Blue Totem Colorado Spruce Season-by-Season in Minnesota
- Spring: Bright powder-blue new needles flush along the column in May, the year's most vivid color.
- Summer: The tight blue spire holds its hue through heat, needing only occasional deep watering in drought.
- Fall: Steel-blue color sharpens in cool weather, standing out against golden fall foliage.
- Winter: A narrow blue sentinel in the snow — its stiff, short branches shed snow well and hold form all winter.
At a Glance
✔ Evergreen ✔ Deer-Resistant ✔ Drought-Tolerant ✔ Four-Season Interest
Plant It With
- Bonny Blue Colorado Spruce — a compact pyramidal blue spruce that echoes the color at a broader scale.
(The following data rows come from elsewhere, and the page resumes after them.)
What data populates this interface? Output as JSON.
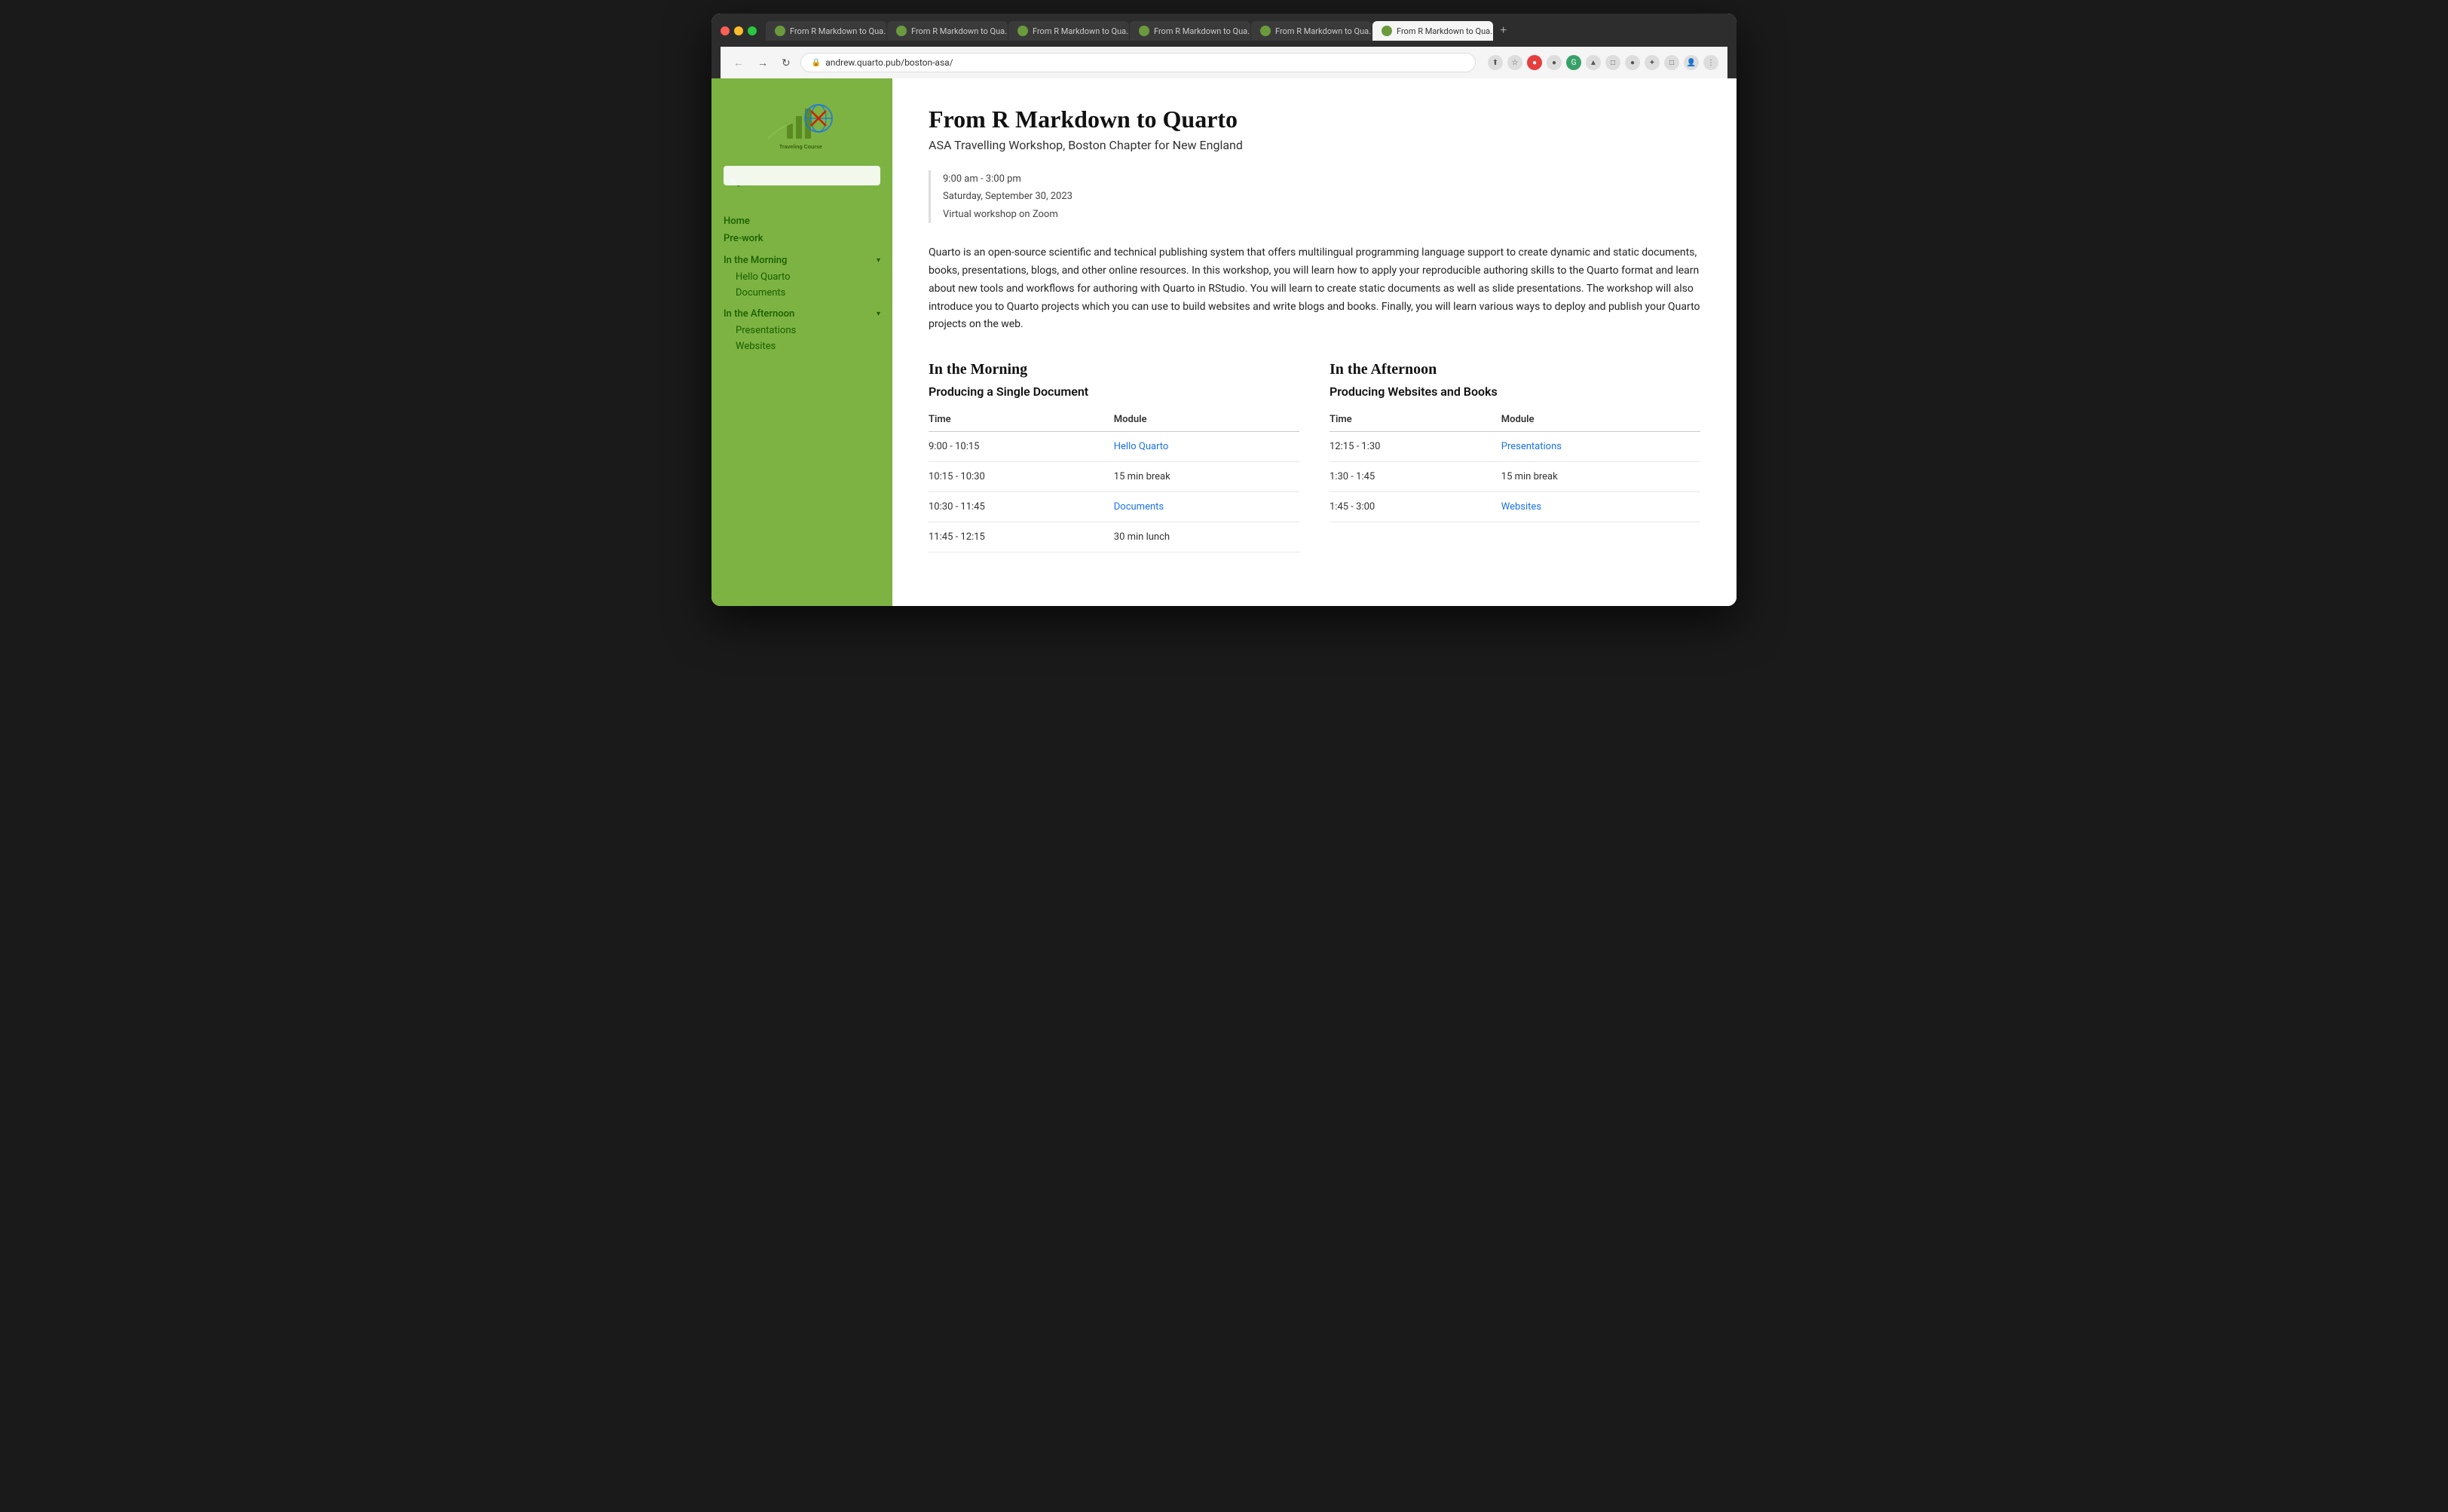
{
  "browser": {
    "tabs": [
      {
        "label": "From R Markdown to Qua...",
        "active": false
      },
      {
        "label": "From R Markdown to Qua...",
        "active": false
      },
      {
        "label": "From R Markdown to Qua...",
        "active": false
      },
      {
        "label": "From R Markdown to Qua...",
        "active": false
      },
      {
        "label": "From R Markdown to Qua...",
        "active": false
      },
      {
        "label": "From R Markdown to Qua...",
        "active": true
      }
    ],
    "address": "andrew.quarto.pub/boston-asa/"
  },
  "sidebar": {
    "logo_alt": "ASA Traveling Course Logo",
    "search_placeholder": "",
    "nav": [
      {
        "label": "Home",
        "href": "#",
        "type": "link"
      },
      {
        "label": "Pre-work",
        "href": "#",
        "type": "link"
      },
      {
        "label": "In the Morning",
        "type": "section",
        "children": [
          {
            "label": "Hello Quarto",
            "href": "#"
          },
          {
            "label": "Documents",
            "href": "#"
          }
        ]
      },
      {
        "label": "In the Afternoon",
        "type": "section",
        "children": [
          {
            "label": "Presentations",
            "href": "#"
          },
          {
            "label": "Websites",
            "href": "#"
          }
        ]
      }
    ]
  },
  "main": {
    "title": "From R Markdown to Quarto",
    "subtitle": "ASA Travelling Workshop, Boston Chapter for New England",
    "event_time": "9:00 am - 3:00 pm",
    "event_date": "Saturday, September 30, 2023",
    "event_location": "Virtual workshop on Zoom",
    "description": "Quarto is an open-source scientific and technical publishing system that offers multilingual programming language support to create dynamic and static documents, books, presentations, blogs, and other online resources. In this workshop, you will learn how to apply your reproducible authoring skills to the Quarto format and learn about new tools and workflows for authoring with Quarto in RStudio. You will learn to create static documents as well as slide presentations. The workshop will also introduce you to Quarto projects which you can use to build websites and write blogs and books. Finally, you will learn various ways to deploy and publish your Quarto projects on the web.",
    "morning": {
      "section_title": "In the Morning",
      "subsection_title": "Producing a Single Document",
      "columns": [
        "Time",
        "Module"
      ],
      "rows": [
        {
          "time": "9:00 - 10:15",
          "module": "Hello Quarto",
          "is_link": true
        },
        {
          "time": "10:15 - 10:30",
          "module": "15 min break",
          "is_link": false
        },
        {
          "time": "10:30 - 11:45",
          "module": "Documents",
          "is_link": true
        },
        {
          "time": "11:45 - 12:15",
          "module": "30 min lunch",
          "is_link": false
        }
      ]
    },
    "afternoon": {
      "section_title": "In the Afternoon",
      "subsection_title": "Producing Websites and Books",
      "columns": [
        "Time",
        "Module"
      ],
      "rows": [
        {
          "time": "12:15 - 1:30",
          "module": "Presentations",
          "is_link": true
        },
        {
          "time": "1:30 - 1:45",
          "module": "15 min break",
          "is_link": false
        },
        {
          "time": "1:45 - 3:00",
          "module": "Websites",
          "is_link": true
        }
      ]
    }
  }
}
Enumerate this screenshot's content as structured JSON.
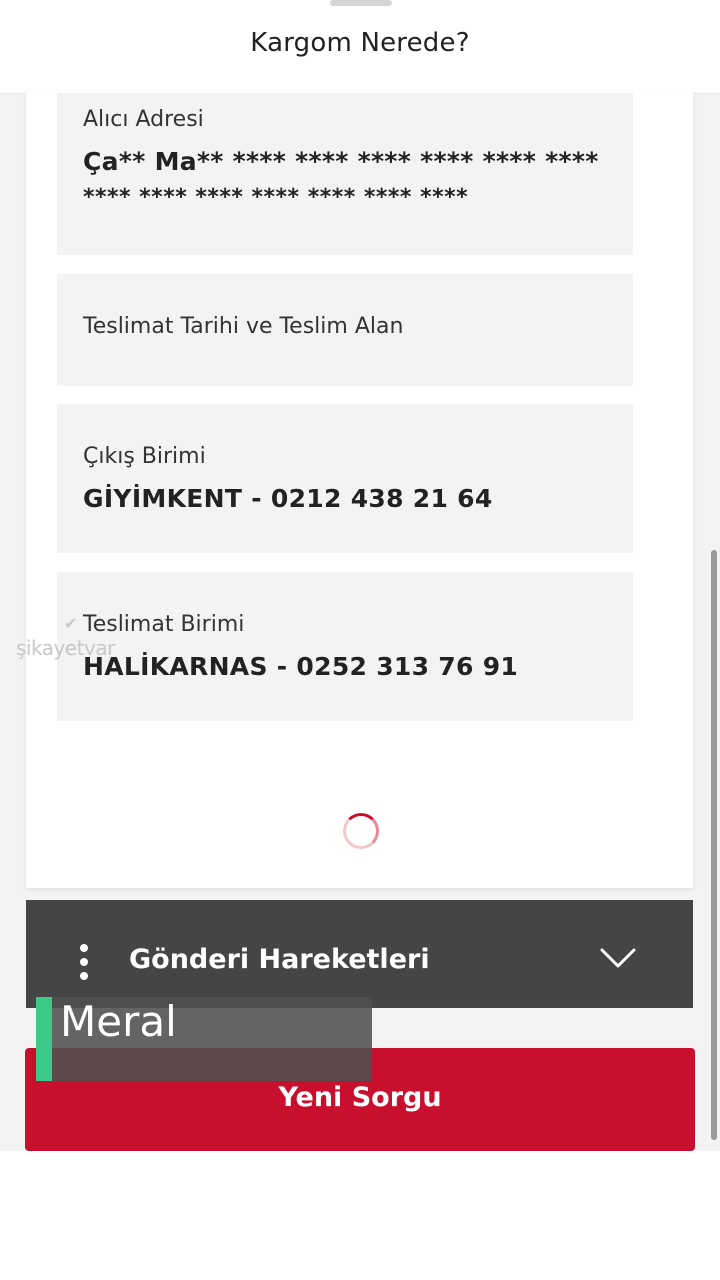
{
  "header": {
    "title": "Kargom Nerede?"
  },
  "details": {
    "recipient_address": {
      "label": "Alıcı Adresi",
      "value_line1": "Ça** Ma** **** **** **** **** **** ****",
      "value_line2": "**** **** **** **** **** **** ****"
    },
    "delivery_date": {
      "label": "Teslimat Tarihi ve Teslim Alan"
    },
    "departure_unit": {
      "label": "Çıkış Birimi",
      "value": "GİYİMKENT - 0212 438 21 64"
    },
    "delivery_unit": {
      "label": "Teslimat Birimi",
      "value": "HALİKARNAS - 0252 313 76 91"
    }
  },
  "watermark": {
    "text": "şikayetvar"
  },
  "movements": {
    "title": "Gönderi Hareketleri",
    "menu_icon": "vertical-dots-icon",
    "toggle_icon": "chevron-down-icon"
  },
  "actions": {
    "new_query_label": "Yeni Sorgu"
  },
  "caption": {
    "text": "Meral"
  },
  "colors": {
    "brand_red": "#c8102e",
    "bar_dark": "#454545",
    "caption_accent": "#3cc98a"
  }
}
- Medora Juniper — another ultra-narrow, ultra-hardy column with softer blue-green texture.
- Sky Trails Serbian Spruce — a graceful narrow spruce whose two-tone needles flatter Blue Totem's solid blue.
- Techny Arborvitae — a dense green hedge backdrop that makes the blue column pop.
Is Blue Totem Colorado Spruce Right for Your Yard?
Choose Blue Totem if you have a sunny, well-drained spot only a few feet wide — an entry, side yard, or narrow lot line — and want bold blue vertical structure that deer leave alone. It's not a fit for shady sites or for anyone wanting a full-size spruce presence: in less than six hours of sun it grows loose and green, and its 2–3 foot footprint will never fill a wide windbreak role.